For this reason, it is financially feasible to provide all citizens with good health care throughout their lives. A liver transplant once cost hundreds of thousands of dollars, plus thousands of dollars each year for medications. This was because every day of hospitalization, hundreds of items were used that were supplied to the hospital at a profit; dozens of syringes, IV catheters, dressings, disposable ventilator tubing, intravenous solutions, antibiotics, anti-rejection medications, electrodes, and specimen bottles. Dozens of health professionals charged for their services; surgeons, intensivists, gastroenterologists, nurses, physical therapists, occupational therapists, social workers, dialysis technicians, laboratory assistants, radiologists, x-ray technicians and many more.
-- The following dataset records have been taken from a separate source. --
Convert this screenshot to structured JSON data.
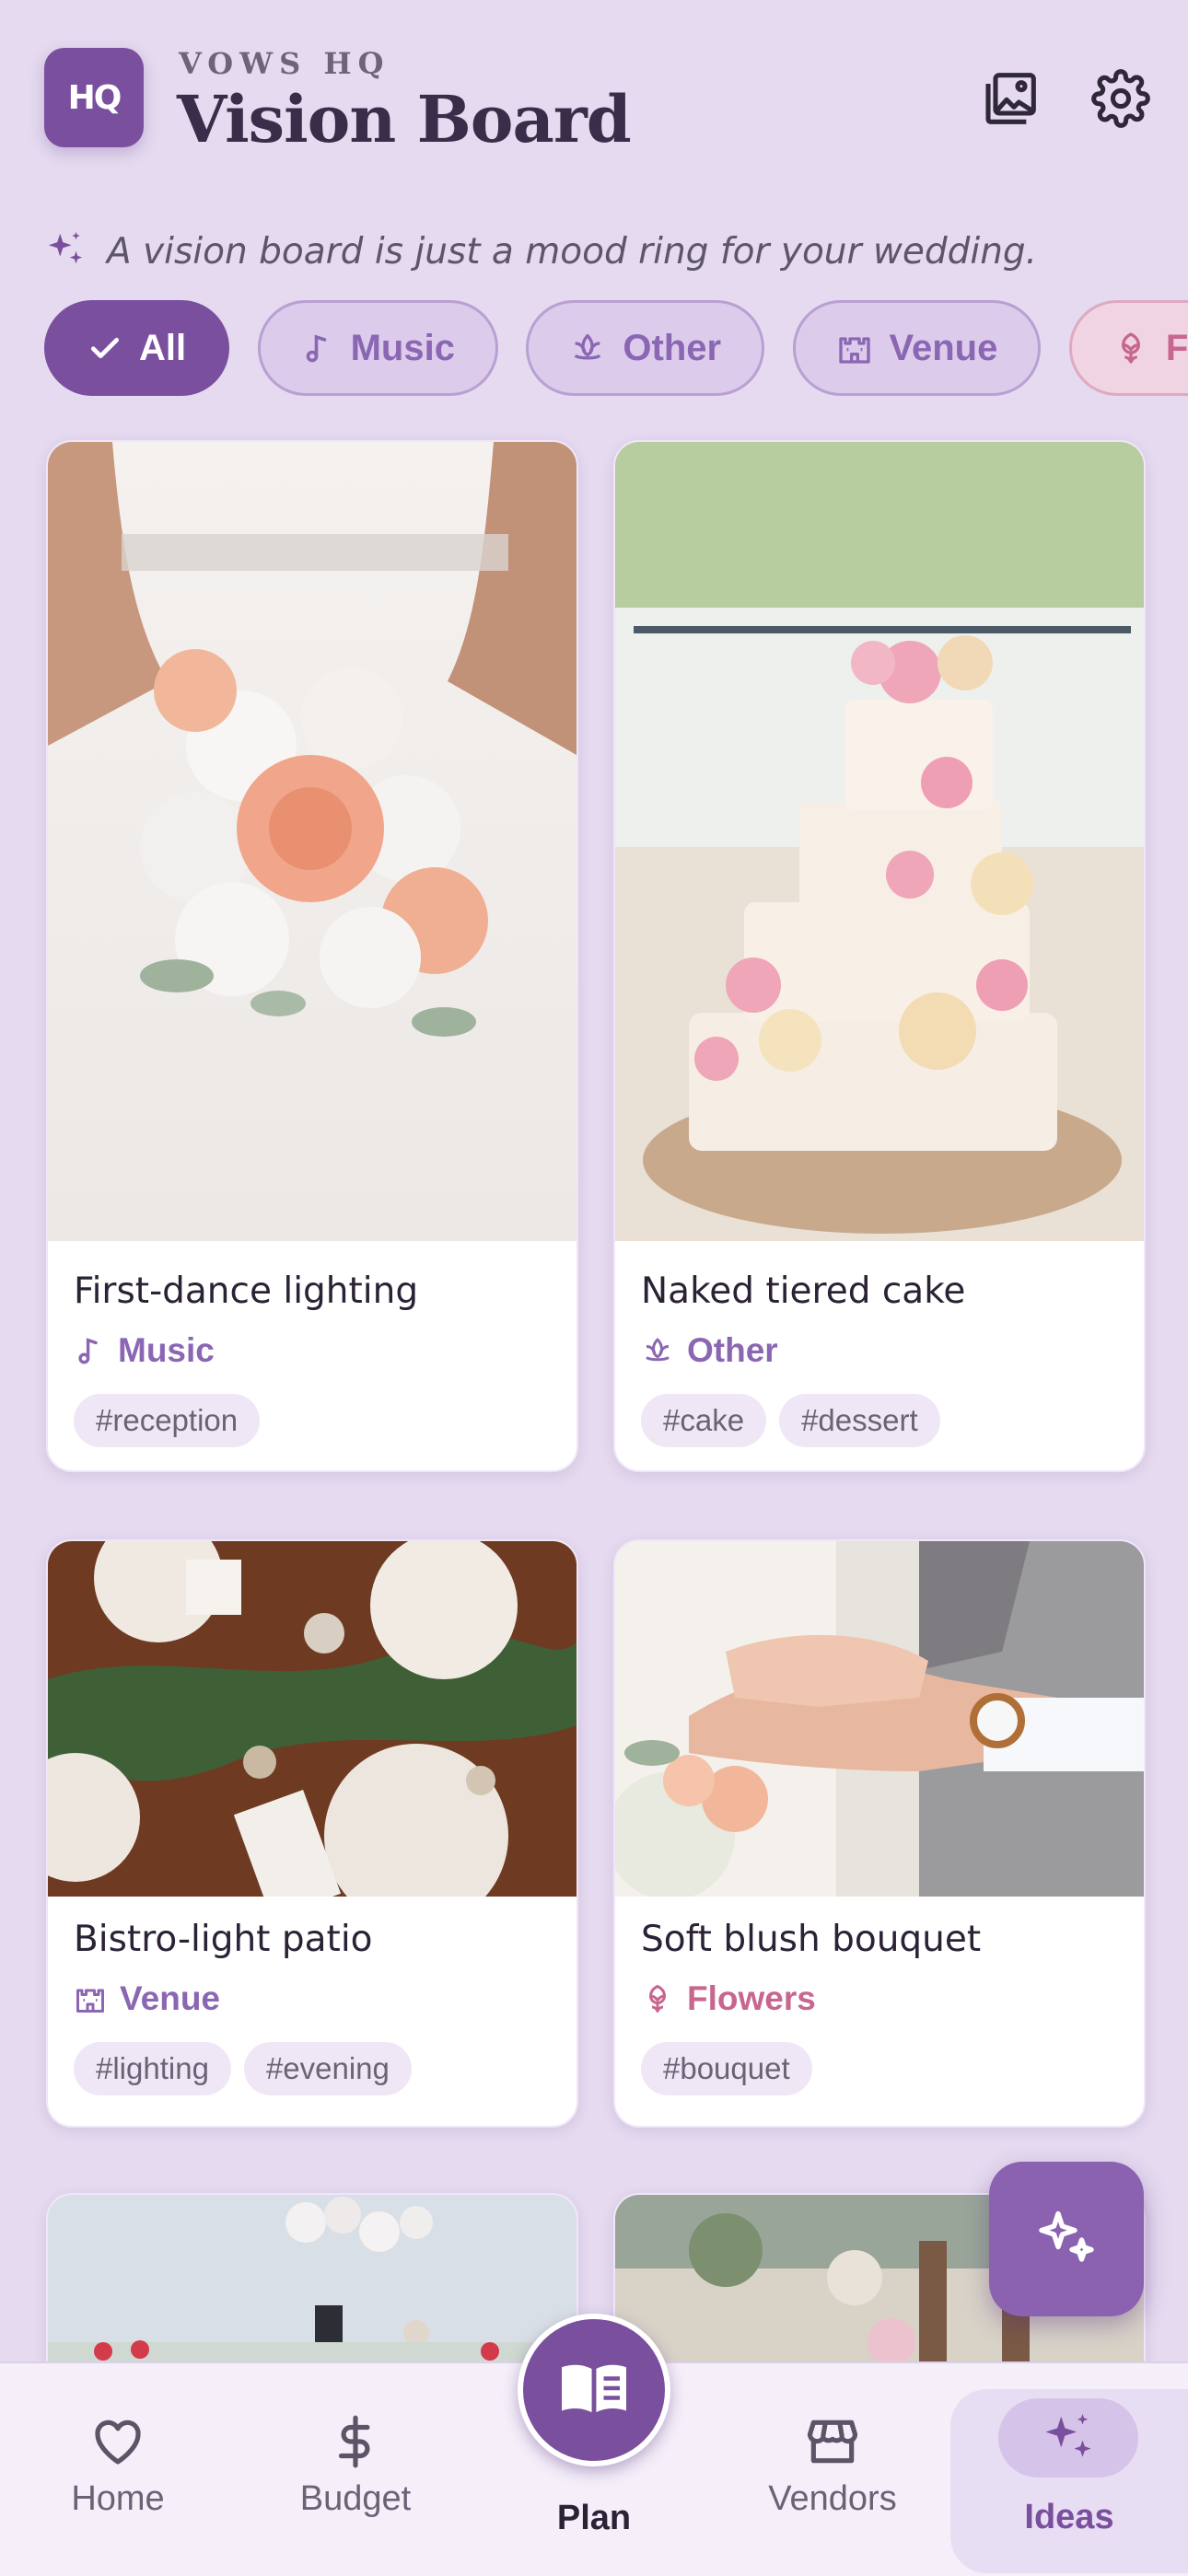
{
  "header": {
    "logo_text": "HQ",
    "eyebrow": "VOWS HQ",
    "title": "Vision Board",
    "gallery_icon": "gallery-icon",
    "settings_icon": "gear-icon"
  },
  "tagline": "A vision board is just a mood ring for your wedding.",
  "filters": [
    {
      "label": "All",
      "icon": "check-icon",
      "active": true
    },
    {
      "label": "Music",
      "icon": "music-note-icon"
    },
    {
      "label": "Other",
      "icon": "lotus-icon"
    },
    {
      "label": "Venue",
      "icon": "castle-icon"
    },
    {
      "label": "Flowers",
      "icon": "flower-icon"
    }
  ],
  "cards": [
    {
      "title": "First-dance lighting",
      "category": "Music",
      "tags": [
        "#reception"
      ]
    },
    {
      "title": "Naked tiered cake",
      "category": "Other",
      "tags": [
        "#cake",
        "#dessert"
      ]
    },
    {
      "title": "Bistro-light patio",
      "category": "Venue",
      "tags": [
        "#lighting",
        "#evening"
      ]
    },
    {
      "title": "Soft blush bouquet",
      "category": "Flowers",
      "tags": [
        "#bouquet"
      ]
    }
  ],
  "nav": {
    "home": "Home",
    "budget": "Budget",
    "plan": "Plan",
    "vendors": "Vendors",
    "ideas": "Ideas"
  },
  "colors": {
    "background": "#e5daf0",
    "accent": "#7a4f9e",
    "flowers_accent": "#c7668f"
  }
}
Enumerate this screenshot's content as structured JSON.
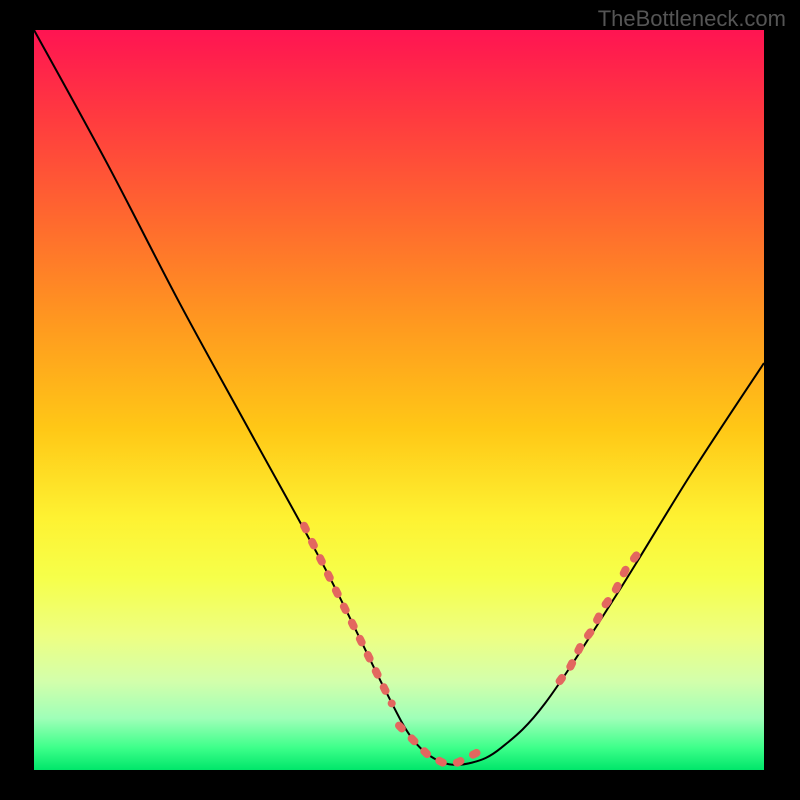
{
  "watermark": "TheBottleneck.com",
  "colors": {
    "top": "#ff1452",
    "bottom": "#00e66a",
    "curve": "#000000",
    "dots": "#e3675f",
    "frame": "#000000"
  },
  "chart_data": {
    "type": "line",
    "title": "",
    "xlabel": "",
    "ylabel": "",
    "xlim": [
      0,
      100
    ],
    "ylim": [
      0,
      100
    ],
    "grid": false,
    "legend": false,
    "series": [
      {
        "name": "bottleneck-curve",
        "x": [
          0,
          10,
          20,
          30,
          40,
          48,
          52,
          56,
          60,
          64,
          70,
          80,
          90,
          100
        ],
        "values": [
          100,
          82,
          63,
          45,
          27,
          11,
          4,
          1,
          1,
          3,
          9,
          24,
          40,
          55
        ]
      }
    ],
    "annotations": [
      {
        "name": "highlight-dots-left",
        "x": [
          37,
          38.5,
          40,
          41.5,
          43,
          44.5,
          46,
          47.5,
          49
        ],
        "values": [
          33,
          30,
          27,
          24,
          21,
          18,
          15,
          12,
          9
        ]
      },
      {
        "name": "highlight-dots-bottom",
        "x": [
          50,
          52,
          54,
          56,
          58,
          60,
          62
        ],
        "values": [
          6,
          4,
          2,
          1,
          1,
          2,
          3
        ]
      },
      {
        "name": "highlight-dots-right",
        "x": [
          72,
          73.5,
          75,
          76.5,
          78,
          79.5,
          81,
          82.5
        ],
        "values": [
          12,
          14,
          17,
          19,
          22,
          24,
          27,
          29
        ]
      }
    ]
  }
}
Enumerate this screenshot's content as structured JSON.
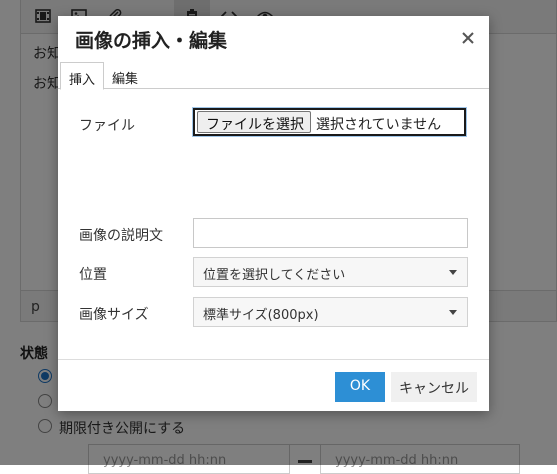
{
  "background": {
    "editor_lines": [
      "お知",
      "お知"
    ],
    "status_path": "p",
    "state_label": "状態",
    "radio_third_label": "期限付き公開にする",
    "date_placeholder": "yyyy-mm-dd hh:nn"
  },
  "dialog": {
    "title": "画像の挿入・編集",
    "tabs": [
      "挿入",
      "編集"
    ],
    "active_tab": "挿入",
    "file_label": "ファイル",
    "file_button": "ファイルを選択",
    "file_status": "選択されていません",
    "description_label": "画像の説明文",
    "description_value": "",
    "position_label": "位置",
    "position_value": "位置を選択してください",
    "size_label": "画像サイズ",
    "size_value": "標準サイズ(800px)",
    "ok_label": "OK",
    "cancel_label": "キャンセル"
  },
  "colors": {
    "ok_button": "#2d8fd5",
    "overlay": "rgba(0,0,0,0.5)",
    "radio_checked": "#1e74c9"
  },
  "icons": [
    "film-icon",
    "image-icon",
    "paperclip-icon",
    "paste-icon",
    "code-icon",
    "eye-icon",
    "close-icon",
    "chevron-down-icon"
  ]
}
Now, a liver transplant only costs as much as the required labor, and the manufactured supplies and medicines. There is no fifteen thousand dollar ventilator or ten thousand dollar bed; these pieces of equipment are similarly deflated in cost to our society. Once compounded profit is removed from health care, it is really very inexpensive.

The elimination of insurance companies has further freed our society to efficiently deliver health care to all. Insurance companies did little more than collect money from patients, distribute some of it to hospitals and physicians, and keep the remainder as profit. There was an insane tournament between the patient and the insurance company; the former betting he will get sick and need millions of dollars of services before paying his first premium, while the insurance company was betting that the patient would pay premiums for years without a claim, and then suddenly and inexpensively drop dead. They employed unimaginable numbers of people to manage benefits, shuffle funds, and generally impede delivery of needed services. Once our concepts of money and profit disappeared, so did the insurance industry. Another layer of profit has been stripped away from healthcare, and millions of people have been transferred to more productive jobs.

In our world, patients can elect doctor assisted suicide when they have developed a chronic and incurable illness that has so altered their quality of life that they are suffering, or unable to have a meaningful life due to their condition. In previous eras there was concern that patients might elect to terminate their lives to save their family from the financial burden of caring for them. Since that is no longer an issue in our world, it is unlikely that family members would pressure a patient to make such a decision against their will. All requests for assisted suicide are reviewed by the Thanatological Ethics Board. This board evaluates the patient's diagnostic certainty, prognosis, mental status, and social situation before permission is granted.